I can't understand what my professor wrote about these inclusions concerning deterministic classes:

$$DTIME(f) \subseteq DSPACE(f) \subseteq \sum_{c\in\Bbb N}DTIME(2^{c(log+f)})$$

I understood the first inclusion:

The Turing Machine needs to do at least one step in order to check the next cell on tape

I didn't get the second one:

The number of configurations of the Turing Machine with fixed space is finite, and the computation must stop within a maximum number of steps equal to these settings, otherwise wewould have a cycle.

I don't understand the argument of the summation: why that $2$ and that $c(log+f)$? Why is it written like that?

Expanding on the comments, the idea is that if a Turing machine has $M$ possible configurations then if it halts, it must do so within $M$ steps. The reason is that once the machine has stepped through $M+1$ different configurations, it must have stepped on the same configuration $C$ twice. Since the machine is deterministic, each time it reaches configuration $C$, it will work its way in the same manner and reach $C$ again, and again, and again, indefinitely.

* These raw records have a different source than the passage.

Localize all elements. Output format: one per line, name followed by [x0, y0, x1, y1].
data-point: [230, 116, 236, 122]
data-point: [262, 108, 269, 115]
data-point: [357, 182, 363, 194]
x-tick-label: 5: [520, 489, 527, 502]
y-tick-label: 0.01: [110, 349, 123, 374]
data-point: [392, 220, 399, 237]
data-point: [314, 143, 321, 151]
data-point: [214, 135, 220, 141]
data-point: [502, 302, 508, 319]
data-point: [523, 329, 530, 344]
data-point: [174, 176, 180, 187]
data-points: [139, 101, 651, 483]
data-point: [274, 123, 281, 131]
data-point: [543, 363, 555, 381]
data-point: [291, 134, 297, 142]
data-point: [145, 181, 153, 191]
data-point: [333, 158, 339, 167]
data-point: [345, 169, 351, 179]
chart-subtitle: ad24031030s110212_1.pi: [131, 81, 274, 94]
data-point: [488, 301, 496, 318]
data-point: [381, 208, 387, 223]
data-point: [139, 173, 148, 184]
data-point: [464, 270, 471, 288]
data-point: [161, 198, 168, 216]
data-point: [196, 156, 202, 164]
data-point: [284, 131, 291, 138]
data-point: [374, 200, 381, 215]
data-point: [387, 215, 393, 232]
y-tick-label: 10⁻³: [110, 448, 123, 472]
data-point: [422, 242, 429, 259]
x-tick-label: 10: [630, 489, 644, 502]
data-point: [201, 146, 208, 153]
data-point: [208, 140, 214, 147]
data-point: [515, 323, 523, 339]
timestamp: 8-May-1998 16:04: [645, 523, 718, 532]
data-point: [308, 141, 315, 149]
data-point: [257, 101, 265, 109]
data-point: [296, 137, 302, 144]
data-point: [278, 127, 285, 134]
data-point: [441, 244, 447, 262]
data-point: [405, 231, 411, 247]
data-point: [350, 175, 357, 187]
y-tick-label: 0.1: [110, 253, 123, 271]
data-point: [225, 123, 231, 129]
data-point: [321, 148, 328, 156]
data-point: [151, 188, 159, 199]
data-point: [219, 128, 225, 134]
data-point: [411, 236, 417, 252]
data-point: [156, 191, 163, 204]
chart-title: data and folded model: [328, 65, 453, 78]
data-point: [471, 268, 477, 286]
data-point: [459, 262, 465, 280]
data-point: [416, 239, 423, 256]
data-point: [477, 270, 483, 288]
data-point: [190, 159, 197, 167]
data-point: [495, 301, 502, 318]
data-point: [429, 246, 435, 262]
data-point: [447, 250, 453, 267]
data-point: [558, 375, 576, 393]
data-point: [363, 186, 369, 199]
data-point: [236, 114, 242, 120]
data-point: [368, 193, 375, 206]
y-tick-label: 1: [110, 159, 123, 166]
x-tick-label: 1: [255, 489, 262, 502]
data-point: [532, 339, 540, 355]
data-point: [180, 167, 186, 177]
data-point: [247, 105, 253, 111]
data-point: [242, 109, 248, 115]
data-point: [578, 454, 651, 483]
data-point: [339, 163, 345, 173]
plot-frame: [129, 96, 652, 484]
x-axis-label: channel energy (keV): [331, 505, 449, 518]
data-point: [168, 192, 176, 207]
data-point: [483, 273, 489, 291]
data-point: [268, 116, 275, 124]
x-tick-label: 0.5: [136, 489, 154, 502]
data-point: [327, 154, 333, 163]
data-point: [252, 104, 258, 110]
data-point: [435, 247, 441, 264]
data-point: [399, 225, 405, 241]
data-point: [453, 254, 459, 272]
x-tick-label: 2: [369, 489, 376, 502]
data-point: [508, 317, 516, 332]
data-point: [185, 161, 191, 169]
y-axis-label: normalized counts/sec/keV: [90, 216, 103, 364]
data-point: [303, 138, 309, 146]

How many different configurations are there? Suppose the tape alphabet is $\Sigma$ (include the blank symbol), the space is $S$ (assume for simplicity that the tape is one-way infinite so there is a unique chunk of space $S$), and there are $N$ states. Then the number of configurations is $NS|\Sigma|^S$, since a configuration is given by the state, the position of the head, and the contents of the tape. We can write this bound as $$NS|\Sigma|^S = 2^{\log N + \log S + (\log |\Sigma|) S} \leq 2^{c(1+\log S + S)}$$ for $c = \max(\log N, \log |\Sigma|)$. Assuming $S \geq 2$, we can further simplify this to $2^{c(1+\log S+S)} \leq 2^{c'(\log S+S)}$ for $c' = 2c$.